The study, published recently in BMJ Quality and Safety, found patients who reported high satisfaction with their overall care experience were 39% less likely to be readmitted than patients who were not as satisfied. The study also said patients who reported feeling like their doctors listened to them carefully were 32% less likely to be readmitted.

“The reason why those patients are not returning to the hospital is because they actually have better communication with their care team and because of that communication they have a better understanding of how to take care of themselves, and overall it is a much more fulfilling experience for them,” said Dr. Jocelyn Carter, lead author of the study and an internal medicine physician at Massachusetts General Hospital.

To gauge patients’ satisfaction with their care, Carter and her colleagues interviewed 846 patients at Mass General just before they were discharged from the hospital. The questionnaire asked patients a variety of questions including how well they communicated with their doctor and how likely they thought they were to be readmitted.

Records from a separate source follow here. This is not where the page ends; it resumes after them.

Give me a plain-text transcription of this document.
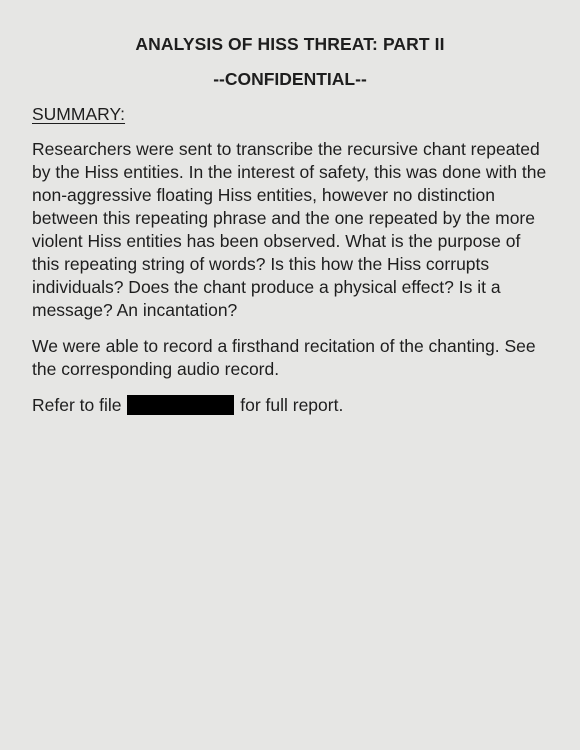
ANALYSIS OF HISS THREAT: PART II
--CONFIDENTIAL--
SUMMARY:

Researchers were sent to transcribe the recursive chant repeated by the Hiss entities. In the interest of safety, this was done with the non-aggressive floating Hiss entities, however no distinction between this repeating phrase and the one repeated by the more violent Hiss entities has been observed. What is the purpose of this repeating string of words? Is this how the Hiss corrupts individuals? Does the chant produce a physical effect? Is it a message? An incantation?

We were able to record a firsthand recitation of the chanting. See the corresponding audio record.

Refer to file	for full report.
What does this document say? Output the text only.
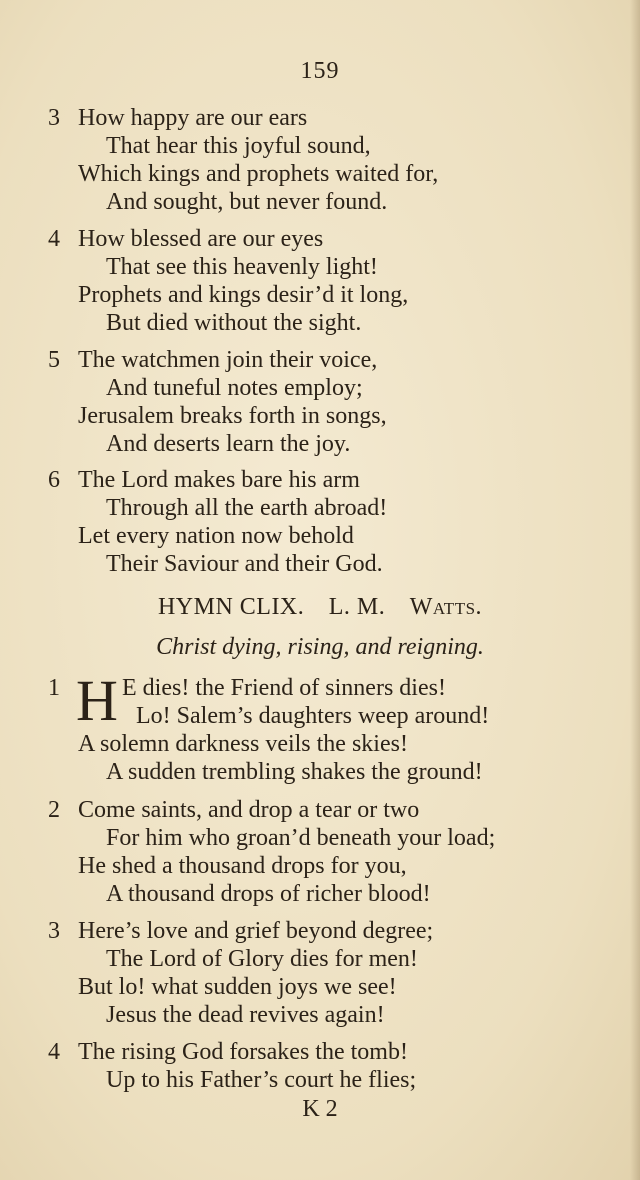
159
3 How happy are our ears
That hear this joyful sound,
Which kings and prophets waited for,
And sought, but never found.
4 How blessed are our eyes
That see this heavenly light!
Prophets and kings desir’d it long,
But died without the sight.
5 The watchmen join their voice,
And tuneful notes employ;
Jerusalem breaks forth in songs,
And deserts learn the joy.
6 The Lord makes bare his arm
Through all the earth abroad!
Let every nation now behold
Their Saviour and their God.
HYMN CLIX. L. M. Watts.
Christ dying, rising, and reigning.
1	E dies! the Friend of sinners dies!
Lo! Salem’s daughters weep around!
A solemn darkness veils the skies!
A sudden trembling shakes the ground!
H
2 Come saints, and drop a tear or two
For him who groan’d beneath your load;
He shed a thousand drops for you,
A thousand drops of richer blood!
3 Here’s love and grief beyond degree;
The Lord of Glory dies for men!
But lo! what sudden joys we see!
Jesus the dead revives again!
4 The rising God forsakes the tomb!
Up to his Father’s court he flies;
K 2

The study did find that patients who felt they were likely to be readmitted did indeed have higher readmission rates. Overall, about 23% of surveyed patients experienced an unplanned readmission.

Carter said her study was limited by the fact that it only looked at Mass General patients. The study did, however, look at a mixed population of patients. About 30% were privately insured, 45% were on Medicare and roughly 15% were insured by Medicaid. The remaining 10% were uninsured or self-pay.

She said more studies that look at the association between satisfaction and readmissions with a broader patient pool would be beneficial to providers.

“It is definitely something we need to look at—developing more studies in complex populations,” she said. “It is possible that asking one or two additional questions near or at the time of discharge might help us to identify care gaps, and actually help tailor care plans so patients can be more successful when they leave.”